The `grad_fun` attribute

Whenever a tensor is created by an operation involving a tracked tensor, it has a grad_fun attribute:

y = x + 1
y

tensor([[2., 2., 2., 2.],
        [2., 2., 2., 2.]], grad_fn=<AddBackward0>)

y.grad_fn

<AddBackward0 at 0x7f28d4d2ce80>

Judicious tracking

You don’t want to track more than is necessary. There are multiple ways to avoid tracking what you don’t want.

You can stop tracking computations on a tensor with the method detach:

tensor([[1., 1., 1., 1.],
        [1., 1., 1., 1.]], requires_grad=True)

x.detach_()

tensor([[1., 1., 1., 1.],
        [1., 1., 1., 1.]])

You can change its requires_grad flag:

x = torch.zeros(2, 3, requires_grad=True)
x

tensor([[0., 0., 0.],
        [0., 0., 0.]], requires_grad=True)

x.requires_grad_(False)

tensor([[0., 0., 0.],
        [0., 0., 0.]])

Alternatively, you can wrap any code you don’t want to track under with torch.no_grad():

x = torch.ones(2, 4, requires_grad=True)

with torch.no_grad():
    y = x + 1

y

tensor([[2., 2., 2., 2.],
        [2., 2., 2., 2.]])

Compare this with what we just did above.

Calculating gradients

Let’s imagine that $x$ , $y$ , and $z$ are tensors containing the parameters of a model and that the error $e$ could be calculated with the equation:

$e = 2 x^{4} - y^{3} + 3 z^{2}$

Manual derivative calculation

Let’s see how we would do this manually.

First, we need the model parameters tensors:

x = torch.tensor([1., 2.])
y = torch.tensor([3., 4.])
z = torch.tensor([5., 6.])

We calculate $e$ following the above equation:

e = 2*x**4 - y**3 + 3*z**2

The gradients of the error $e$ w.r.t. the parameters $x$ , $y$ , and $z$ are:

$\frac{d e}{d x} = 8 x^{3}$ $\frac{d e}{d y} = - 3 y^{2}$ $\frac{d e}{d z} = 6 z$

We can calculate them with:

gradient_x = 8*x**3
gradient_x

tensor([ 8., 64.])

gradient_y = -3*y**2
gradient_y

tensor([-27., -48.])

gradient_z = 6*z
gradient_z

tensor([30., 36.])

Automatic derivative calculation

For this method, we need to define our model parameters with requires_grad set to True:

x = torch.tensor([1., 2.], requires_grad=True)
y = torch.tensor([3., 4.], requires_grad=True)
z = torch.tensor([5., 6.], requires_grad=True)
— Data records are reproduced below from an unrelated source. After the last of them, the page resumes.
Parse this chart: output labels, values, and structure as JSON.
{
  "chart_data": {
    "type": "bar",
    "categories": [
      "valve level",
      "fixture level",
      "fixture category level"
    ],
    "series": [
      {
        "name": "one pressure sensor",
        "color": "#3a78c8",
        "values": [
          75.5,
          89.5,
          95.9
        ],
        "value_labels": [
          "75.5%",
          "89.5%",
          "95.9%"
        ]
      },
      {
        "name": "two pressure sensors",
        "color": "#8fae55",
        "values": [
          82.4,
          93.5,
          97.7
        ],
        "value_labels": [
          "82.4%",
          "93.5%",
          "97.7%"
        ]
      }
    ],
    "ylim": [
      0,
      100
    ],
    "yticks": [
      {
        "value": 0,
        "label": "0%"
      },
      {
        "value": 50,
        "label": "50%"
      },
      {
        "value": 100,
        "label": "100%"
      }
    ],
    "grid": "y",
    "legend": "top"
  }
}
$e$ is calculated in the same fashion (except that here, all the computations on $x$ , $y$ , and $z$ are tracked):

e = 2*x**4 - y**3 + 3*z**2

The backward propagation is done automatically with:

e.backward(torch.tensor([1., 1.]))

And we have our 3 partial derivatives:

print(x.grad)
print(y.grad)
print(z.grad)

tensor([ 8., 64.])
tensor([-27., -48.])
tensor([30., 36.])

Comparison

The result is the same, as can be tested with:

8*x**3 == x.grad

tensor([True, True])

-3*y**2 == y.grad

tensor([True, True])

6*z == z.grad

tensor([True, True])

Of course, calculating the gradients manually here was extremely easy, but imagine how tedious and lengthy it would be to write the chain rules to calculate the gradients of all the composite functions in a neural network manually.